Noite de faca nos dentes em Londres: Arsenal e Atlético jogam final antecipada na Champions
Gyökeres tenta empurrar os ingleses para a primeira final em 20 anos, enquanto Simeone prepara mais uma noite de resistência europeia.
A Liga dos Campeões tem esta noite um daqueles jogos que parecem feitos para rebentar redes sociais. Arsenal e Atlético de Madrid defrontam-se no Emirates, às 20h00 de Portugal continental, na segunda mão das meias-finais, depois do empate 1-1 registado em Madrid. Quem vencer segue para a final. Quem cair fica com a época europeia reduzida a cinzas.
O Arsenal chega ao jogo com a vantagem emocional de decidir em casa e com uma ambição que já não se disfarça. Mikel Arteta prometeu uma equipa a jogar “como feras”, numa noite em que os adeptos ingleses preparam uma receção especial e o maior tifo da história do clube. O objetivo é claro: regressar à final da Champions pela primeira vez desde 2006.
Há boas notícias para os londrinos. Martin Ødegaard e Kai Havertz estão disponíveis para a decisão, apesar de terem falhado o treino aberto. A recuperação dos dois dá a Arteta mais soluções para um jogo em que o Arsenal vai precisar de talento, paciência e sangue frio.
Do outro lado está o Atlético de Madrid, que raramente entra nestas noites para fazer figura decorativa. A equipa de Diego Simeone já sabe viver no desconforto, baixar linhas, sofrer, irritar o adversário e esperar pelo momento certo para morder.
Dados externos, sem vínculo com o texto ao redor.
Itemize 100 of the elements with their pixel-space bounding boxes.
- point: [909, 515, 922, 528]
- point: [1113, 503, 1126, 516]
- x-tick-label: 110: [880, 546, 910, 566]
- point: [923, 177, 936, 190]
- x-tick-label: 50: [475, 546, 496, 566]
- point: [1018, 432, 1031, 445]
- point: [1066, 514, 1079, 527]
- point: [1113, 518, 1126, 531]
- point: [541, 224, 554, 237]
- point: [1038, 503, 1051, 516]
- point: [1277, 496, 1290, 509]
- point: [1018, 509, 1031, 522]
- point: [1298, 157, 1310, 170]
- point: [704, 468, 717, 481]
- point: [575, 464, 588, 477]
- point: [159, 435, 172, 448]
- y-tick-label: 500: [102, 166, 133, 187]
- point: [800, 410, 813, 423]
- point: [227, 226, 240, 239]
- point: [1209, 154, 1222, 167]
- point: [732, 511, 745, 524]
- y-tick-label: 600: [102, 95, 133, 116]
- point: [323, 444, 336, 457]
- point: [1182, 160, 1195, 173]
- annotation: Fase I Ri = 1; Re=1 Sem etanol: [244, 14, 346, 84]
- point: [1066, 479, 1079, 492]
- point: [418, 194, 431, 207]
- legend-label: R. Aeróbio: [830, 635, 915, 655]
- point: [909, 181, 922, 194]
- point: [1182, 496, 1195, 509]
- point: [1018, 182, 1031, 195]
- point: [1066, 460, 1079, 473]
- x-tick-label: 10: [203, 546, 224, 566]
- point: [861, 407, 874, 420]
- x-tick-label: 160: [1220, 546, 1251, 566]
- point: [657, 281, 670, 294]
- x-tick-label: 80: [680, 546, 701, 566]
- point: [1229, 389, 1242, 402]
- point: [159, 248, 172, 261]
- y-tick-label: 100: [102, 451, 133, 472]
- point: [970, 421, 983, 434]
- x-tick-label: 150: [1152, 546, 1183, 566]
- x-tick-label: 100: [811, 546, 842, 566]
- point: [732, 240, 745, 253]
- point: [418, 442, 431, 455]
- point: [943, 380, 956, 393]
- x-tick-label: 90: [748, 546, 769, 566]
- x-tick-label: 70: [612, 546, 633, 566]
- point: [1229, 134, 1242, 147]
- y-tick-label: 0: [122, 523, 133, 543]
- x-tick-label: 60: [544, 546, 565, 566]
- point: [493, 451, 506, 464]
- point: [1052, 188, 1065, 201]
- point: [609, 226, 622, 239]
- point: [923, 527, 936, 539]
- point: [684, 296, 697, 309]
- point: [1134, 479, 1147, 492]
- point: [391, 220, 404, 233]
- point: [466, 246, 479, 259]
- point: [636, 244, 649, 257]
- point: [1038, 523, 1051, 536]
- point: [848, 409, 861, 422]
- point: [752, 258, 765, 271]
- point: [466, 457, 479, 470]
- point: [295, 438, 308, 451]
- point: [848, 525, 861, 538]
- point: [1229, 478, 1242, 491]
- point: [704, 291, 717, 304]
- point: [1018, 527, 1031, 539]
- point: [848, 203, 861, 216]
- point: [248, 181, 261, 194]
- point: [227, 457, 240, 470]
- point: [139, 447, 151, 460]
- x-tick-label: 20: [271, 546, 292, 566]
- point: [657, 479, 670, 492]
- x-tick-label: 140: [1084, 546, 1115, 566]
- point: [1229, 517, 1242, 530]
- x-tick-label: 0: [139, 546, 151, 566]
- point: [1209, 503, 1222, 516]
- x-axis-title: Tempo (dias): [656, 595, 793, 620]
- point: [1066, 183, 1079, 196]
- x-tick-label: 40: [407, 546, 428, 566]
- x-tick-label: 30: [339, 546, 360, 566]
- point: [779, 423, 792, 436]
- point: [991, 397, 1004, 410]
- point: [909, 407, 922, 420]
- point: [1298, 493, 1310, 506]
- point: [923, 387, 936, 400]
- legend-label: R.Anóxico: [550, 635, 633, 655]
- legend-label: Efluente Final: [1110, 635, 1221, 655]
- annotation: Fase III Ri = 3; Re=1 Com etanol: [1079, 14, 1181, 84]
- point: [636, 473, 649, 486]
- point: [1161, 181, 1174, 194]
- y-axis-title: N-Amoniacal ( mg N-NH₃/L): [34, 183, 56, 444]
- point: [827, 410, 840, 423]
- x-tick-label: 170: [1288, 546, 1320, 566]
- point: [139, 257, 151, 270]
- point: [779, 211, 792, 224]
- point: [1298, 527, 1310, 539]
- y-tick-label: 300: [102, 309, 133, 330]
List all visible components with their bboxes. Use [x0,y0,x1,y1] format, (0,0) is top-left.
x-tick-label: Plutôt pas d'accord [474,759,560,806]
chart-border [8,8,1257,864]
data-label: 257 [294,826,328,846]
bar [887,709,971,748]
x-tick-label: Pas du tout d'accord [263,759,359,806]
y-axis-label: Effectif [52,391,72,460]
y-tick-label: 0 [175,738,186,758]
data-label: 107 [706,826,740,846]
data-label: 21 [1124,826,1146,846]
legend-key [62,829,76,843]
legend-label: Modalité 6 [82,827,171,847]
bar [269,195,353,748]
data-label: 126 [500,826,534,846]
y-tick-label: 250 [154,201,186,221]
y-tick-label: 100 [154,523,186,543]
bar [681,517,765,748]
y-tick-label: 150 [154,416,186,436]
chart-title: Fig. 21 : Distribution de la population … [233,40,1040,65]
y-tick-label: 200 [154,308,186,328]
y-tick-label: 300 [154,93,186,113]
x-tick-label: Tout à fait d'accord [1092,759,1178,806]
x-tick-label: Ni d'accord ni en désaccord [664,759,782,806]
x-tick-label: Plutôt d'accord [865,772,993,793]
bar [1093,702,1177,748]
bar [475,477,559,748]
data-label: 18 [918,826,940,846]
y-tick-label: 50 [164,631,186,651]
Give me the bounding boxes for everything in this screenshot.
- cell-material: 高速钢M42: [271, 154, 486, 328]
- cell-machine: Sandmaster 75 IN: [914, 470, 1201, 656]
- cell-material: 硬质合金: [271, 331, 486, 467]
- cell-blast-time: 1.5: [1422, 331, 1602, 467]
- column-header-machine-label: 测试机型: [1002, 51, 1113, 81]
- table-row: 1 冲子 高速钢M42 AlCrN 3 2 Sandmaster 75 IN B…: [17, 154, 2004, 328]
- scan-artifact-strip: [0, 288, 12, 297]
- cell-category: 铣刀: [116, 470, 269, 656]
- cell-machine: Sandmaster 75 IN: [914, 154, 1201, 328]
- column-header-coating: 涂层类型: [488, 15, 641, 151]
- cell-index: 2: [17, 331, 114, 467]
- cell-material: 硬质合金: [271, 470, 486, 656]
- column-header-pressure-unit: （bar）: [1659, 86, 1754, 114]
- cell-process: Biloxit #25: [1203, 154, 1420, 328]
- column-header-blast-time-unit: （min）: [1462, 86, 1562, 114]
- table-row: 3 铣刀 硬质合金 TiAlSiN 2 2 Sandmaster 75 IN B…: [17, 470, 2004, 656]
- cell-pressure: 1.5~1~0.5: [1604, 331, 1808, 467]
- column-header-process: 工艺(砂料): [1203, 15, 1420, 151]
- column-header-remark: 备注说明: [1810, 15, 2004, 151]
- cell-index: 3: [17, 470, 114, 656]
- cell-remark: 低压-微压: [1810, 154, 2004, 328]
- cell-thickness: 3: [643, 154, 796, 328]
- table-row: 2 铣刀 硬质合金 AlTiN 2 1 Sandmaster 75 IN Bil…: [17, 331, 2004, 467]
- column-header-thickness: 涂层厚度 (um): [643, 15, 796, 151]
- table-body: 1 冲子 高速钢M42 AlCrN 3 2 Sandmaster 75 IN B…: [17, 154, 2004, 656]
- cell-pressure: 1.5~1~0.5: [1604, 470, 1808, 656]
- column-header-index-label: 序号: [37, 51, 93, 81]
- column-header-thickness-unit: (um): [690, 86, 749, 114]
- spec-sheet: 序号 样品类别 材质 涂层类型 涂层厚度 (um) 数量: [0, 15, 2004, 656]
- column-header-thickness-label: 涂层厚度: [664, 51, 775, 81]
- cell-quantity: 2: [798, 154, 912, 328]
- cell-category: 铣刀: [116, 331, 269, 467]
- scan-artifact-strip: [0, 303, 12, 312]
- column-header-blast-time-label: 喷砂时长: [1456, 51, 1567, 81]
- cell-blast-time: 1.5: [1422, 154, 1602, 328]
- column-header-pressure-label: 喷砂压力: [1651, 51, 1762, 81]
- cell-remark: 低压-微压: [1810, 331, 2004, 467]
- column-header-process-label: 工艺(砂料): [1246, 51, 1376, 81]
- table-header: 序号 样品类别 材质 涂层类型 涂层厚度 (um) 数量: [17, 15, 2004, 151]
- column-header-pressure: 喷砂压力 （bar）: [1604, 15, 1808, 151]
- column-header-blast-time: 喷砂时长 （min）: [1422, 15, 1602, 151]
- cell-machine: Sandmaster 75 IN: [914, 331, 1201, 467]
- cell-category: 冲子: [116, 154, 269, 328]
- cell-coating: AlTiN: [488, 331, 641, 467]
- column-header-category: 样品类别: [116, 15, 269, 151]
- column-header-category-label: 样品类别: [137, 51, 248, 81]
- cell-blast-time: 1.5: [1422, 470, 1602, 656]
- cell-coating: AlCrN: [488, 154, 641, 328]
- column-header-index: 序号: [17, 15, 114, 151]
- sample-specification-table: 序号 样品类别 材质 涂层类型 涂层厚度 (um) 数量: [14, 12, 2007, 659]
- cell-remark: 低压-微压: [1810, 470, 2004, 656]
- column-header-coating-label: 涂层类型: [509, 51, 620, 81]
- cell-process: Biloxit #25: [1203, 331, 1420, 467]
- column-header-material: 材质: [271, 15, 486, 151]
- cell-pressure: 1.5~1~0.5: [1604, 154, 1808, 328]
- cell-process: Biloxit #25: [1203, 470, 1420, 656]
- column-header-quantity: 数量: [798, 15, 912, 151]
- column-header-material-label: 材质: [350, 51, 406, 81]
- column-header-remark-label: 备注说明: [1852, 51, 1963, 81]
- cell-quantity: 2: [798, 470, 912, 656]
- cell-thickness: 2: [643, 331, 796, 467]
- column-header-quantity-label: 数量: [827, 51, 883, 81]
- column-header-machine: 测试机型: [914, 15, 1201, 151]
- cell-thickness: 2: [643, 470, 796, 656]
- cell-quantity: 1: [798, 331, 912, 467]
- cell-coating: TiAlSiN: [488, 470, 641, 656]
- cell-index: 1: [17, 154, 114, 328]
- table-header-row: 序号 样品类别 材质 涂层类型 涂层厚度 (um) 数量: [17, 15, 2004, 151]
Julián Álvarez, peça decisiva no ataque espanhol, também está na comitiva, apesar de um susto físico nos últimos dias.
A primeira mão deixou tudo em aberto e também alguma polémica. Em Madrid, os dois golos nasceram de grandes penalidades: Viktor Gyökeres marcou para o Arsenal e Julián Álvarez respondeu para o Atlético. O 1-1 empurrou toda a pressão para Londres, onde qualquer erro pode valer uma eliminação.
Gyökeres, antigo avançado do Sporting, volta a estar no centro das atenções. O sueco já tinha feito estragos ao Atlético nesta edição da prova, com dois golos na vitória por 4-0 dos ingleses sobre os espanhóis na fase de liga. A UEFA lembra ainda que o Atlético tem sofrido frente a equipas inglesas nas provas europeias: apenas duas vitórias nos últimos 13 jogos contra clubes da Premier League.
O Arsenal parte com ligeiro favoritismo, mas há noites em que o favoritismo serve apenas para aumentar o drama. Simeone sabe disso melhor do que quase todos. Arteta também já percebeu que, nesta fase, jogar bonito não chega. É preciso sobreviver aos nervos, à pressão e àquela estranha maldade que a Champions costuma guardar para quem começa a acreditar demasiado cedo.
Esta noite, em Londres, não se joga apenas uma meia-final. Joga-se uma entrada na história. E, pelo meio, Gyökeres pode voltar a ser o homem que transforma uma eliminatória inteira num problema para o adversário.